"The city of Philadelphia has accepted a new generation of players who are in love with the club -- they are winners now," said Hall of Famer Mike Schmidt.
Schmidt was the World Series and NL MVP in 1980, when the Phillies won their only championship, making them the last of the 16 original franchises to win the Fall Classic. Schmidt played his entire 18-year career in Philadelphia, competing in 12 All-Star games, winning 10 Gold Gloves and two more MVP awards.
"The Phillies may not be the best team in baseball on paper," Schmidt said. "There are a lot of good clubs this year -- the Angels, Rays and Cubs.

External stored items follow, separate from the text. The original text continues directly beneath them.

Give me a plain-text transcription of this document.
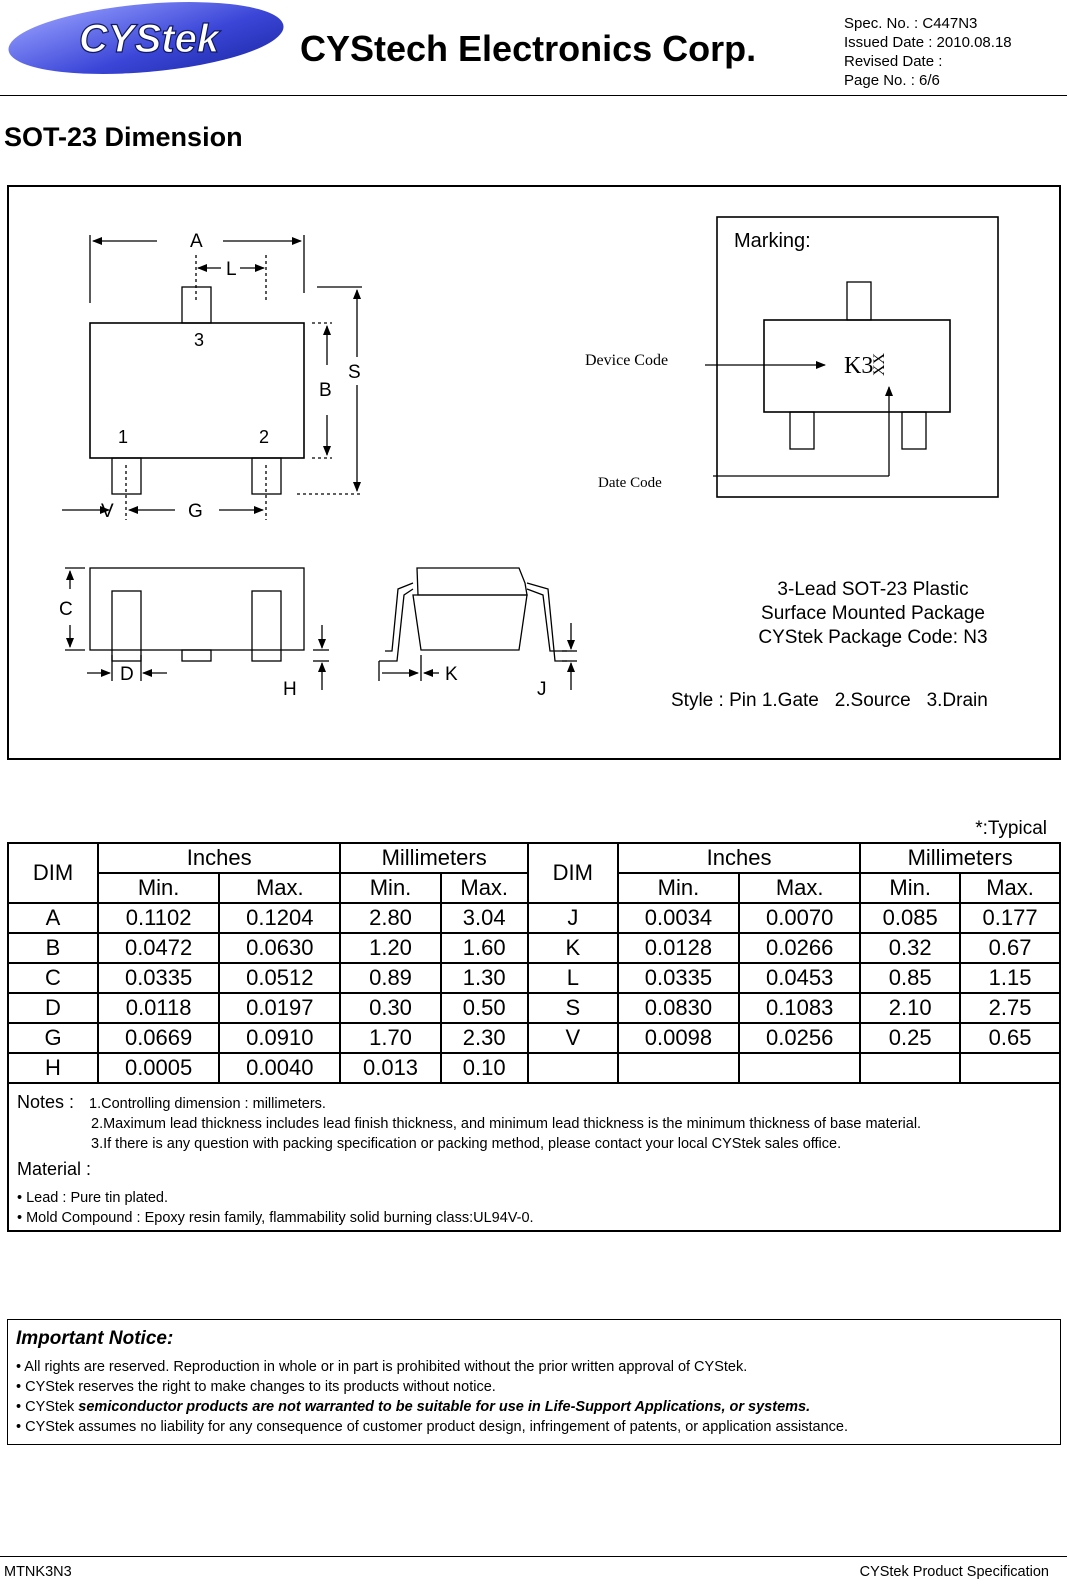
CYStek CYStech Electronics Corp.
Spec. No. : C447N3
Issued Date : 2010.08.18
Revised Date :
Page No. : 6/6
SOT-23 Dimension
A
L
S
B
V	G
3
1	2
C
D
H
K
J
Marking:
Device Code
Date Code
K3
XX
3-Lead SOT-23 Plastic
Surface Mounted Package
CYStek Package Code: N3
Style : Pin 1.Gate   2.Source   3.Drain
*:Typical
DIM	Inches		Millimeters		DIM	Inches		Millimeters	
	Min.	Max.	Min.	Max.		Min.	Max.	Min.	Max.
A	0.1102	0.1204	2.80	3.04	J	0.0034	0.0070	0.085	0.177
B	0.0472	0.0630	1.20	1.60	K	0.0128	0.0266	0.32	0.67
C	0.0335	0.0512	0.89	1.30	L	0.0335	0.0453	0.85	1.15
D	0.0118	0.0197	0.30	0.50	S	0.0830	0.1083	2.10	2.75
G	0.0669	0.0910	1.70	2.30	V	0.0098	0.0256	0.25	0.65
H	0.0005	0.0040	0.013	0.10					
Notes : 1.Controlling dimension : millimeters.
2.Maximum lead thickness includes lead finish thickness, and minimum lead thickness is the minimum thickness of base material.
3.If there is any question with packing specification or packing method, please contact your local CYStek sales office.
Material :
• Lead : Pure tin plated.
• Mold Compound : Epoxy resin family, flammability solid burning class:UL94V-0.
Important Notice:
• All rights are reserved. Reproduction in whole or in part is prohibited without the prior written approval of CYStek.
• CYStek reserves the right to make changes to its products without notice.
• CYStek semiconductor products are not warranted to be suitable for use in Life-Support Applications, or systems.
• CYStek assumes no liability for any consequence of customer product design, infringement of patents, or application assistance.
MTNK3N3	CYStek Product Specification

But the Phillies have a fantastic shot at it and are riding high."
He believes the key to winning a World Series is pitching.
"You need to have three or even four good starters and a solid bullpen to win," said Schmidt, who will watch Thursday night as Philadelphia's Cole Hamels takes the mound against the Dodgers' Derek Lowe in Game 1 of the NL Championship Series. "It is important to have experience as well -- guys that can go out there and play like it is an everyday occurrence."
Von Hayes, a Phillies teammate of Schmidt for nine seasons, agrees.
"The strength of starting pitchers and closers are very important in the postseason," said Hayes, who participated with Schmidt at the Hall of Fame's recent Fantasy Camp. "If your team's closer is on fire, you have a big advantage."
Hayes played mostly right field and first base for the Indians, Phillies and Angels during his career. He believes the Phillies have an outstanding chance at winning it all this year -- largely due to the play of second baseman Chase Utley.
"I like the way he goes about the game," Hayes said. "He does a lot for the team from the defensive standpoint, which is often overlooked because of his offensive numbers."
Hayes got a taste of postseason success when he saw action in the 1983 World Series, but the Phillies lost in five games to the Orioles. He now lives in Florida, so he has another postseason team to root for, the Tampa Bay Rays.
Hall of Famer Robin Roberts is also looking for a Phillies-Rays World Series. He, too, lives near Tampa.
"I follow both teams closely," Roberts said. "The Phillies haven't had a whole lot of success since they made it to the World Series in 1993. I would like to see the Rays do well, but when it comes down to it, I will root for the Phillies."
Roberts was an All-Star pitcher for the 1950 team that won the pennant for the first time in 35 years. He played the majority of his 19-year career with the Phillies, appearing in seven All-Star games.
All three former Phillies will be watching closely as the team inches toward the Fall Classic -- especially Schmidt, who believes that another World Series would become the biggest moment in Philadelphia sports history.
"It's an exciting time in Philadelphia baseball."